Le ministre explique que les maires auront le choix entre trois options en fonction de leurs ressources : l'accueil complet sur l'un des réseaux radio du ministère (INPT ou Rubis), solution privilégiée par la place Beauvau mais plus coûteuse, la création d'un réseau radio local rattaché à un réseau du ministère et permettant de couvrir une ou plusieurs communes, ou encore la connexion du réseau de radio existant de la police municipale à un réseau du ministère. Les deux dernières solutions, "bien que ne répondant pas à l'intégralité des besoins, ont significativement amélioré la coopération opérationnelle des forces".
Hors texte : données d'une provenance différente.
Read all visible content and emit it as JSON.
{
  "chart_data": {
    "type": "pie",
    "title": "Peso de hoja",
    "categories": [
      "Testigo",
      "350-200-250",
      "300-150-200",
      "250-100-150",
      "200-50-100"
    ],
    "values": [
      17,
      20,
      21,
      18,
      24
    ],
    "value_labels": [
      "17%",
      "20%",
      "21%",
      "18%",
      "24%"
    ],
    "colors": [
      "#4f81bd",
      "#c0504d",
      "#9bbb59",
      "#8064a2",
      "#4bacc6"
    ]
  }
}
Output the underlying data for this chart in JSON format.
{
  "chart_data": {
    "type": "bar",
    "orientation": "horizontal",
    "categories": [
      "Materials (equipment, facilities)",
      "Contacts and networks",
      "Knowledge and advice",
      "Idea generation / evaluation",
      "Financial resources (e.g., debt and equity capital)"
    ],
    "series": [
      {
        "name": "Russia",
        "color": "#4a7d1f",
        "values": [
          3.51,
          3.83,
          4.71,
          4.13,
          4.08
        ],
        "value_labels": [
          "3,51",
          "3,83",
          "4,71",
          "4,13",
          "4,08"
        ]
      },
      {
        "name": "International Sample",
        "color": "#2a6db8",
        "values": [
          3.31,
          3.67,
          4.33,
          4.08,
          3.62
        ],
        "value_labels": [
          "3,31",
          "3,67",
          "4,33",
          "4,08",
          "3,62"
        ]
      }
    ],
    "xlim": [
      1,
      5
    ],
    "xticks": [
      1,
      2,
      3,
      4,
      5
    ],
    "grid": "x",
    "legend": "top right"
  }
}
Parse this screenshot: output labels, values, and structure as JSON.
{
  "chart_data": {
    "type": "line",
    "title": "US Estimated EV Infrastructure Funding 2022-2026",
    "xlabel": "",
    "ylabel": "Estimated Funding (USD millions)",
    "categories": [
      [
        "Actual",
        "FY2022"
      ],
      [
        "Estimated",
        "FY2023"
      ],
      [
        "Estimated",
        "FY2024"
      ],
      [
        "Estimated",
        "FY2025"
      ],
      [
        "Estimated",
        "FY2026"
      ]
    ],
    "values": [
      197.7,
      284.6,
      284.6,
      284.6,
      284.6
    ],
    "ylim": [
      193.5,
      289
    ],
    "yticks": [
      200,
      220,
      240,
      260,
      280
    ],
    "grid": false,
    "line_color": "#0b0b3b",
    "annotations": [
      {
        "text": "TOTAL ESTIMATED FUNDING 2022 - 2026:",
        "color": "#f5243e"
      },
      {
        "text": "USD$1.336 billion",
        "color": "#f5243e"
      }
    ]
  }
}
Bernard Cazeneuve rappelle que les mairies bénéficieront d'une subvention de 30% du coût de terminaux portatifs, dans la limite de 420 euros par poste. Cette subvention est prise sur le Fonds interministériel de prévention de la délinquance (FIPD). Mais la mairie devra encore acquitter les 500 euros de redevance annuelle, 4.500 euros pour l'achat d'une "passerelle" par véhicule et 3.000 euros pour l'achat de terminaux mobiles. Cette généralisation demandée bien avant les attentats a été unanimement saluée par les syndicats. Même s'ils jugent les moyens insuffisants. "On aurait préféré une offre égale pour tous et rendue obligatoire", regrette Fabien Golfier. "Là on aura une intégration à plusieurs vitesses en fonction des choix et des moyens des collectivités. Voire pas d'intégration du tout."